Well, here they are again. I must emphasize, though, that things that seem mad and festive to us who hate to cook are probably pretty ho-hum to the people who love to. You see, when you hate to cook, you are singularly unobservant where cooking and food are concerned. You’re also easily impressed; and if you ever do anything so foreign to your nature as floating a lemon slice on black bean soup, you talk about it for weeks afterward.
Well, a lemon slice isn’t the only thing you can float on soup.
There’s popcorn. Plain movie popcorn or cheese popcorn.

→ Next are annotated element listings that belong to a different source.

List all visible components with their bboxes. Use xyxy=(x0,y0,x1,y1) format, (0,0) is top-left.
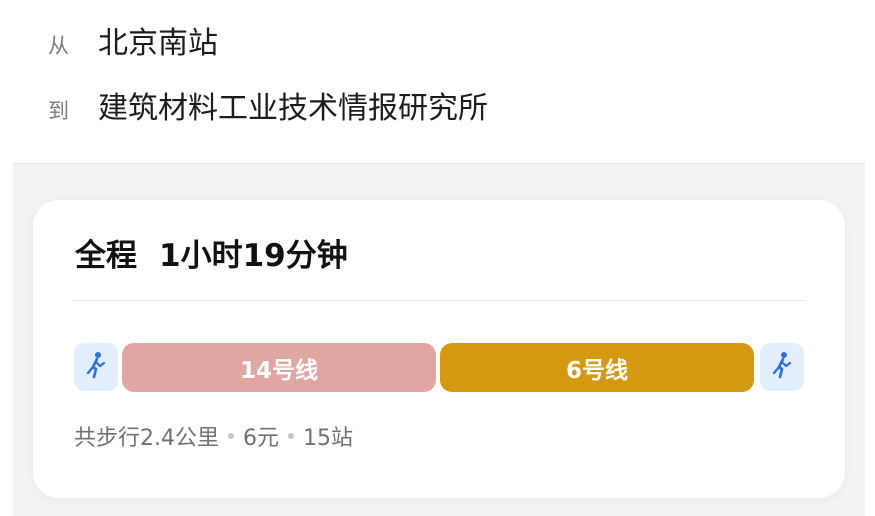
subway-line-6-segment: 6号线 xyxy=(440,343,754,392)
route-card[interactable]: 全程 1小时19分钟 14号线 6号线 共步行2.4公里 6元 15站 xyxy=(33,200,845,498)
walk-distance: 共步行2.4公里 xyxy=(74,426,219,451)
destination-name: 建筑材料工业技术情报研究所 xyxy=(98,91,488,126)
walk-end-segment xyxy=(760,343,804,391)
subway-line-14-label: 14号线 xyxy=(239,357,318,384)
separator-dot xyxy=(288,433,294,439)
total-label: 全程 xyxy=(75,238,137,274)
walk-icon xyxy=(84,351,108,383)
total-duration: 1小时19分钟 xyxy=(159,238,348,274)
separator-dot xyxy=(228,433,234,439)
destination-row[interactable]: 到 建筑材料工业技术情报研究所 xyxy=(48,83,488,127)
origin-name: 北京南站 xyxy=(98,26,218,61)
subway-line-6-label: 6号线 xyxy=(565,357,628,384)
stop-count: 15站 xyxy=(303,426,353,451)
route-total: 全程 1小时19分钟 xyxy=(75,230,348,275)
origin-tag: 从 xyxy=(48,34,69,58)
origin-row[interactable]: 从 北京南站 xyxy=(48,18,218,62)
fare: 6元 xyxy=(243,426,279,451)
route-summary: 共步行2.4公里 6元 15站 xyxy=(74,420,353,452)
destination-tag: 到 xyxy=(48,99,69,123)
route-segments: 14号线 6号线 xyxy=(74,343,804,393)
walk-icon xyxy=(770,351,794,383)
card-divider xyxy=(73,300,804,301)
subway-line-14-segment: 14号线 xyxy=(122,343,436,392)
walk-start-segment xyxy=(74,343,118,391)
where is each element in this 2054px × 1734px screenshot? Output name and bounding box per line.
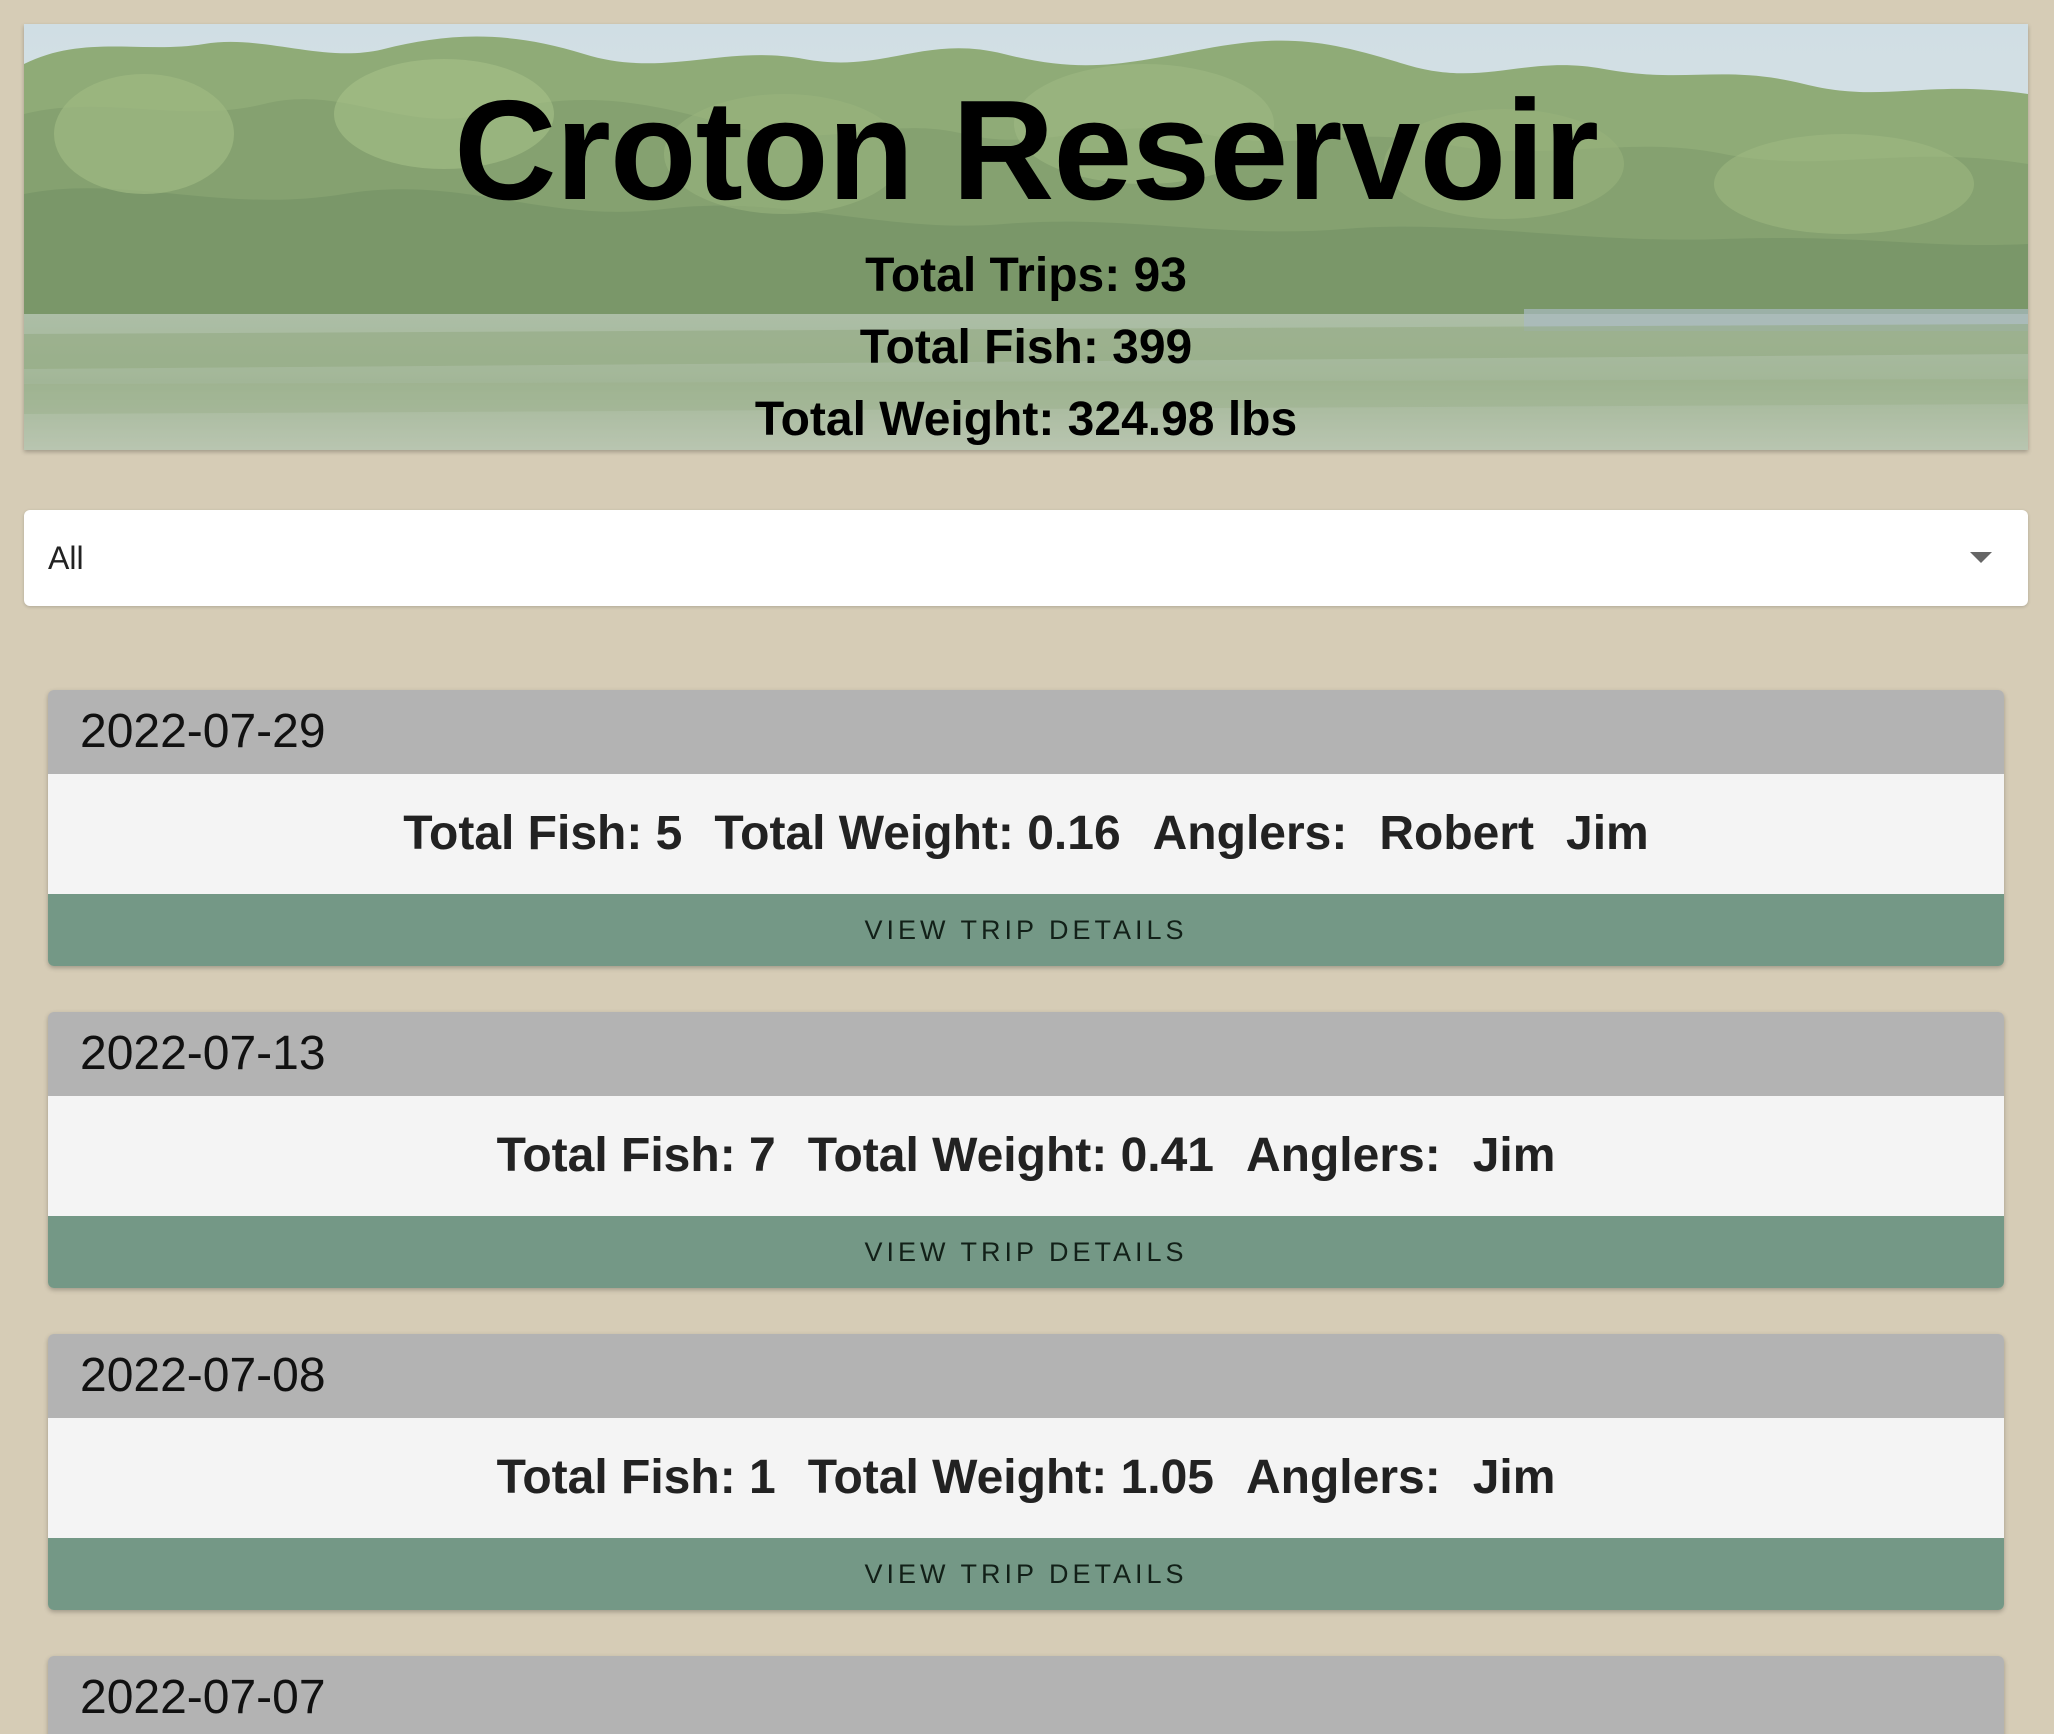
trip-card: 2022-07-08 Total Fish: 1 Total Weight: 1.… bbox=[48, 1334, 2004, 1610]
trip-card: 2022-07-13 Total Fish: 7 Total Weight: 0.… bbox=[48, 1012, 2004, 1288]
trip-date: 2022-07-07 bbox=[48, 1656, 2004, 1734]
trip-summary: Total Fish: 1 Total Weight: 1.05 Anglers: J… bbox=[48, 1418, 2004, 1538]
hero-content: Croton Reservoir Total Trips: 93 Total F… bbox=[24, 24, 2028, 450]
view-trip-details-button[interactable]: VIEW TRIP DETAILS bbox=[48, 894, 2004, 966]
trip-date: 2022-07-13 bbox=[48, 1012, 2004, 1096]
trip-summary: Total Fish: 5 Total Weight: 0.16 Anglers: R… bbox=[48, 774, 2004, 894]
trip-list: 2022-07-29 Total Fish: 5 Total Weight: 0.… bbox=[48, 690, 2004, 1734]
filter-selected-value: All bbox=[48, 540, 84, 576]
hero-stats: Total Trips: 93 Total Fish: 399 Total We… bbox=[24, 240, 2028, 450]
total-fish-stat: Total Fish: 399 bbox=[859, 321, 1193, 374]
trip-total-fish: Total Fish: 7 bbox=[496, 1129, 776, 1182]
trip-total-weight: Total Weight: 0.16 bbox=[714, 807, 1121, 860]
angler-filter-select[interactable]: All bbox=[24, 510, 2028, 606]
trip-summary: Total Fish: 7 Total Weight: 0.41 Anglers: J… bbox=[48, 1096, 2004, 1216]
trip-total-weight: Total Weight: 0.41 bbox=[807, 1129, 1214, 1182]
view-trip-details-button[interactable]: VIEW TRIP DETAILS bbox=[48, 1216, 2004, 1288]
trip-card: 2022-07-29 Total Fish: 5 Total Weight: 0.… bbox=[48, 690, 2004, 966]
trip-angler: Robert bbox=[1379, 807, 1535, 860]
trip-date: 2022-07-29 bbox=[48, 690, 2004, 774]
trip-anglers-label: Anglers: bbox=[1245, 1129, 1441, 1182]
trip-anglers-label: Anglers: bbox=[1152, 807, 1348, 860]
trip-angler: Jim bbox=[1472, 1129, 1556, 1182]
trip-anglers-label: Anglers: bbox=[1245, 1451, 1441, 1504]
total-trips-stat: Total Trips: 93 bbox=[865, 249, 1187, 302]
trip-angler: Jim bbox=[1566, 807, 1649, 860]
page: Croton Reservoir Total Trips: 93 Total F… bbox=[0, 0, 2054, 1734]
view-trip-details-button[interactable]: VIEW TRIP DETAILS bbox=[48, 1538, 2004, 1610]
page-title: Croton Reservoir bbox=[454, 71, 1599, 230]
trip-card: 2022-07-07 bbox=[48, 1656, 2004, 1734]
caret-down-icon bbox=[1970, 552, 1992, 563]
hero-banner: Croton Reservoir Total Trips: 93 Total F… bbox=[24, 24, 2028, 450]
trip-angler: Jim bbox=[1472, 1451, 1556, 1504]
trip-total-fish: Total Fish: 5 bbox=[403, 807, 683, 860]
total-weight-stat: Total Weight: 324.98 lbs bbox=[754, 393, 1298, 446]
trip-date: 2022-07-08 bbox=[48, 1334, 2004, 1418]
trip-total-weight: Total Weight: 1.05 bbox=[807, 1451, 1214, 1504]
trip-total-fish: Total Fish: 1 bbox=[496, 1451, 776, 1504]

It looks pretty and it’s easier than croutons.
Then there are chopped walnuts, pecans, or toasted almonds, any one of which is good on cream of chicken or celery soup.
There’s also chopped raw celery or green pepper or green
onion tops for any sort of soup that needs some additional crispness.
Then there are fancy garnishes in general.
For instance, with any sort of melon you can serve a bowl of chopped crystallized ginger or powdered ginger.
You can garnish nearly any meat, hot or cold, with chutneyed peach halves. You brush the fresh or canned peach halves with melted butter, put them in a 350˚ oven for ten minutes, then fill the halves with chutney and heat them
another
five minutes.
And to garnish fish, you can dip small bunches of white seedless grapes first in lemon juice or egg white and then in granulated sugar, dry them on a rack, and scatter them around the platter.
Then, if you’ve bought some frozen chicken pies, you can stud their tops thickly with almonds (blanched but not toasted, because that’ll happen while the pies bake) before you put the pies in the oven.
Should you ever be so foolish as to make cream-cheese balls for a canapé, you may stick thin pretzel sticks into them instead of toothpicks. That way the whole thing gets eaten, and you don’t have your ash trays overflowing with toothpicks. (This works just as well, of course, with cubed processed loaf cheese.)
Speaking of canapés, a stack of small Mexican tin plates is a good thing to have around. These aren’t for the guests’ sake, exactly, but for yours. When someone is juggling a drink and a cigarette and a dip-loaded chip, it can be hard on the sofa. The tin plates won’t break, as your bread-and-butter ones will, and they look a little special and festive.
This is as good a place as any to digress briefly into the mad festive aspects of the
container
department, or what you serve things
in
. For instance, the clever hostess often serves her cookies in a brandy snifter! This would seem to leave her the cooky jar
to serve her brandy in, but then a lively party is probably what she’s after.